19 de Agosto de 2006

Alumnos transforman en biodiesel el aceite de la cocina y calefaccionan IPEM de Villa María

 

VILLA MARIA - Alumnos del IPEM 49 " Domingo F. Sarmiento , más conocido como la ex Escuela del Trabajo, crearon biodiesel a partir de aceite de cocina usado y ya lo utilizan para hacer funcionar las estufas y motores del colegio.

De la mano del profesor Gerardo Sassia, los alumnos de sexto año de esta escuela técnica que intenta resurgir, comenzaron a producir este combustible reciclando el aceite que se utiliza en la cantina del establecimiento educativo.

“Volvimos de la Agroactiva con la idea, buscamos material en Internet y sin haber visto nunca cómo se realiza, lanzamos el proyecto y en dos meses ya tenemos biodiesel de alta calidad”, explico Sassia.

La materia prima resulta totalmente gratuita ya que proviene del sobrante de la cocina del colegio. Además otra importante cantidad de aceite usado es proporcionado por uno de los padres que tiene su propia rotisería.

Según se explicó, el biodiesel, que está certificado con la más alta calidad, es utilizado actualmente como combustible para reemplazar al querosén que se utiliza en las viejas estufas.

“Tenemos estos calefactores en distintos lugares de la escuela, sobre todo en el taller, donde ahora con poco dinero podemos hacerlas funcionar sin problema”, indicó el docente a cargo de la materia Electrónica y Electricidad que se da en la especialidad del establecimiento educativo.

Además, la labor diaria de los alumnos se efectúa en el taller donde trabajan continuamente con motores de autos y ya no necesitan otro combustible más que el fabricado por ellos mismos para ponerlos a funcionar.

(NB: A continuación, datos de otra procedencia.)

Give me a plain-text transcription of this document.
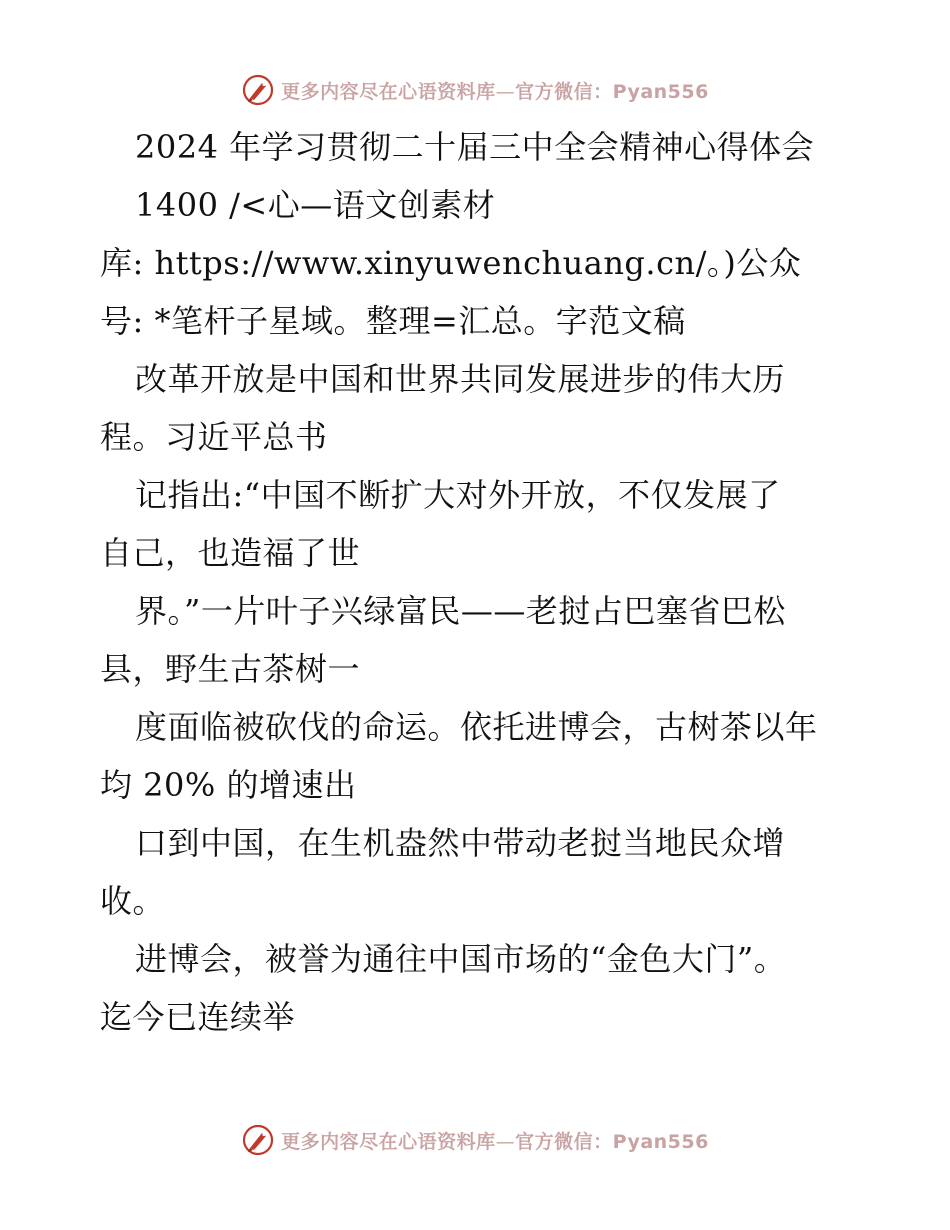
更多内容尽在心语资料库—官方微信：Pyan556
2024 年学习贯彻二十届三中全会精神心得体会
1400 /<心—语文创素材
库: https://www.xinyuwenchuang.cn/。)公众
号: *笔杆子星域。整理=汇总。字范文稿
改革开放是中国和世界共同发展进步的伟大历
程。习近平总书
记指出:“中国不断扩大对外开放，不仅发展了
自己，也造福了世
界。”一片叶子兴绿富民——老挝占巴塞省巴松
县，野生古茶树一
度面临被砍伐的命运。依托进博会，古树茶以年
均 20% 的增速出
口到中国，在生机盎然中带动老挝当地民众增
收。
进博会，被誉为通往中国市场的“金色大门”。
迄今已连续举
更多内容尽在心语资料库—官方微信：Pyan556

“Antes me pedían 20 o 30 pesos por día para comprar querosén o gasoil para las máquinas. Ahora ésto es un ahorro importante para nosotros”, comentó a LA MAÑANA la vicedirectora Monica Scaraffia, que intenta poner de pié la institución técnica relegada por muchos gobiernos.

De acuerdo a lo especificado, el biodiesel, es muy simple de realizar y en sólo tres días se puede obtener. El proceso de elaboración comienza con el aceite ya utilizado, luego se le coloca una medida de metanol y una de soda cáustica, dejándolo reposar 24 horas. Allí la solución se divide, entre la glicerina y el biodiesel. El tercer paso es limpiar lo obtenido con vinagre y ya el nuevo combustible esta listo para ser utilizado.

Por otro lado se admitió que la glicerina es manejada como jabón para que los chicos se higienicen luego de trabajar en el taller.

En la tarea de encontrar fuentes alternativas de energía, los alumnos se encontraron con la posibilidad de ayudar económicamente a su colegio.

“Los chicos están fascinados, trabajaron mucho para conseguir el biodiesel que en definitiva no tiene diferencia en los motores que el combustible original”, explicó el docente, mientras los alumnos ponían en marcha un motor de automovil para exponer su perfecto funcionamiento.

En lo que respecta a la cantidad de combustible fabricado, se explicó que aún es poco, pero tienen proyectado la elaboración de una planta de gran capacidad en el mismo colegio, que con sólo 1.000 pesos estaría en condiciones de funcionar.

“Tenemos la intención de abastecernos más y porque no, llegar a ofrecer el combustible a particulares, lo que en definitiva será una posibilidad laboral para los chicos del IPEM”, concluyó el docente.